Proponents of passing a License to Discriminate in Georgia are test-driving a new talking point: Saying they won’t pass any bill that’s more strict than federal “religious freedom” laws.
That sounds reasonable on its face, but it’s not. It’s the same call for state-sanctioned discrimination that we’ve heard for the last five years. Our position is unchanged: Right now, in Georgia, no RFRA is a good RFRA.
There are two big reasons why: At the federal level, civil rights laws often prevent religion from being used to discriminate—but there are no federal non-discrimination protections for LGBT people. Georgia has no statewide protections either.

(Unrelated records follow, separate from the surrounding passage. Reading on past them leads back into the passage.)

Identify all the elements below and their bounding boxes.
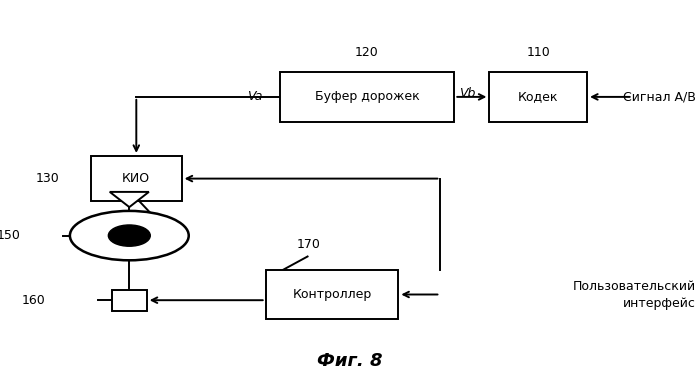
FancyBboxPatch shape [112,290,147,311]
Text: 150: 150 [0,229,21,242]
Text: Vb: Vb [459,87,475,100]
FancyBboxPatch shape [91,156,182,201]
Text: Буфер дорожек: Буфер дорожек [315,90,419,103]
Text: КИО: КИО [122,172,150,185]
FancyBboxPatch shape [266,270,398,319]
Polygon shape [110,192,149,207]
Text: Сигнал А/В: Сигнал А/В [623,90,696,103]
Text: 130: 130 [36,172,59,185]
Text: 170: 170 [297,238,321,251]
Text: Контроллер: Контроллер [292,288,372,301]
FancyBboxPatch shape [489,72,587,122]
FancyBboxPatch shape [280,72,454,122]
Ellipse shape [70,211,189,260]
Text: Va: Va [247,90,262,103]
Text: 120: 120 [355,46,379,59]
Text: 140: 140 [131,216,155,229]
Text: Фиг. 8: Фиг. 8 [317,353,382,370]
Text: 160: 160 [22,294,45,307]
Text: Пользовательский
интерфейс: Пользовательский интерфейс [572,280,696,309]
Text: 110: 110 [526,46,550,59]
Ellipse shape [108,225,150,246]
Text: Кодек: Кодек [518,90,559,103]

Even in existing federal law, we’re now seeing the balance tip toward discrimination. Courts are interpreting laws that protect religious practice in ways that encourage discrimination, and enforcement of federal non-discrimination law is weak. Americans United for Separation of Church and State has a great fact sheet that lays this situation out in more detail, but essentially there are four broad reasons a federal-style RFRA could not work in Georgia:
- Courts have changed the way that RFRA works, interpreting it more broadly.
- The federal RFRA is currently being invoked to justify discrimination in certain situations, specifically in healthcare and employment, including government-funded health services.

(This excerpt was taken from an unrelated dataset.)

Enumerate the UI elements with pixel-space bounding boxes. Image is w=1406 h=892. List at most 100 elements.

- In the 1990s, Congress actually rejected a second federal “religious freedom” law because it lacked non-discrimination protections.
- State RFRAs are often justified using anti-LGBT rhetoric, making it clear the motive is anti-LGBT discrimination.
These reasons are more than enough to continue to oppose RFRA, and speak out forcefully against any attempt by opponents of equality to say these laws are anything but state-sanctioned discrimination.